En pratique, on peut sans exagérer dire que les banques centrales  permettent la reproduction de l’ordre social.

Et elles y mettent les moyens!

Le monétaire déplace des trillions, les sommes qu’il met en jeu croissent de façon exponentielle: en quelques semaines, on vient d’en créer une vingtaine dans le monde!

Les idiots inutiles de la pseudo-gauche des envieux nous « rengainent » avec la fiscalité. Ils n’ont pas compris que la fiscalité déplace des milliards tandis que la gestion scélérate de la monnaie déplace des centaines de milliards et maintenant des trillions. 
La crise oblige les élites et leurs auxiliaires  à dévoiler de façon caricaturale la réalité du système.
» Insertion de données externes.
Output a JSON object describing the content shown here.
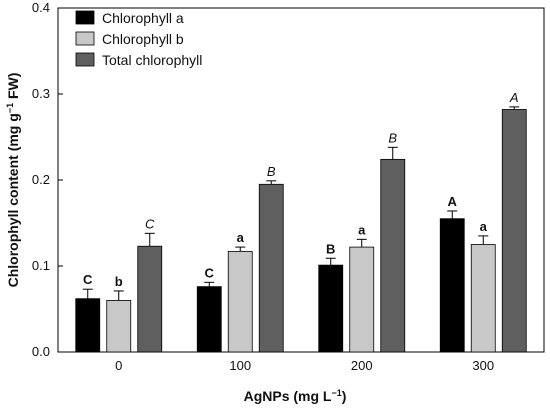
{
  "chart_data": {
    "type": "bar",
    "title": "",
    "xlabel_prefix": "AgNPs (mg L",
    "xlabel_sup": "−1",
    "xlabel_suffix": ")",
    "ylabel_prefix": "Chlorophyll content (mg g",
    "ylabel_sup": "−1",
    "ylabel_suffix": " FW)",
    "ylim": [
      0,
      0.4
    ],
    "yticks": [
      "0.0",
      "0.1",
      "0.2",
      "0.3",
      "0.4"
    ],
    "ytick_values": [
      0,
      0.1,
      0.2,
      0.3,
      0.4
    ],
    "categories": [
      "0",
      "100",
      "200",
      "300"
    ],
    "legend_position": "top-left",
    "grid": false,
    "series": [
      {
        "name": "Chlorophyll a",
        "color": "#000000",
        "values": [
          0.062,
          0.076,
          0.101,
          0.155
        ],
        "errors": [
          0.011,
          0.005,
          0.008,
          0.009
        ],
        "letters": [
          "C",
          "C",
          "B",
          "A"
        ],
        "letter_style": "bold"
      },
      {
        "name": "Chlorophyll b",
        "color": "#c8c8c8",
        "values": [
          0.06,
          0.117,
          0.122,
          0.125
        ],
        "errors": [
          0.011,
          0.005,
          0.009,
          0.01
        ],
        "letters": [
          "b",
          "a",
          "a",
          "a"
        ],
        "letter_style": "bold"
      },
      {
        "name": "Total chlorophyll",
        "color": "#5f5f5f",
        "values": [
          0.123,
          0.195,
          0.224,
          0.282
        ],
        "errors": [
          0.015,
          0.004,
          0.014,
          0.003
        ],
        "letters": [
          "C",
          "B",
          "B",
          "A"
        ],
        "letter_style": "italic"
      }
    ]
  }
}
La manne aux uns et les miettes aux  masses. Par les excès actuels, la vérité du régime monétaire spoliateur et dissymétrique en faveur des riches se donne à voir.
Ainsi, Powell de la Fed est dos au mur, accusé de produire des inégalités scandaleuses au profit de wall Street et au détriment de Main Street.
Ce n’est qu’un aspect de la situation, mais c’est le plus visible. Les cadeaux à Wall Street ne sont que la pointe de l’iceberg de la collusion entre les classes dominantes  et les banques centrales.
Déja les illusionnistes  sont obligés de se défendre et de mentir, c’est le début car, peu à peu, le caractère structurellement producteur d’inégalités des régimes monétaires actuels va apparaître au fil des débats.
La classe bourgeoise capitaliste se fissure car tous n’en bénéficient pas. Les spéculateurs profitent plus, beaucoup plus, que les producteurs.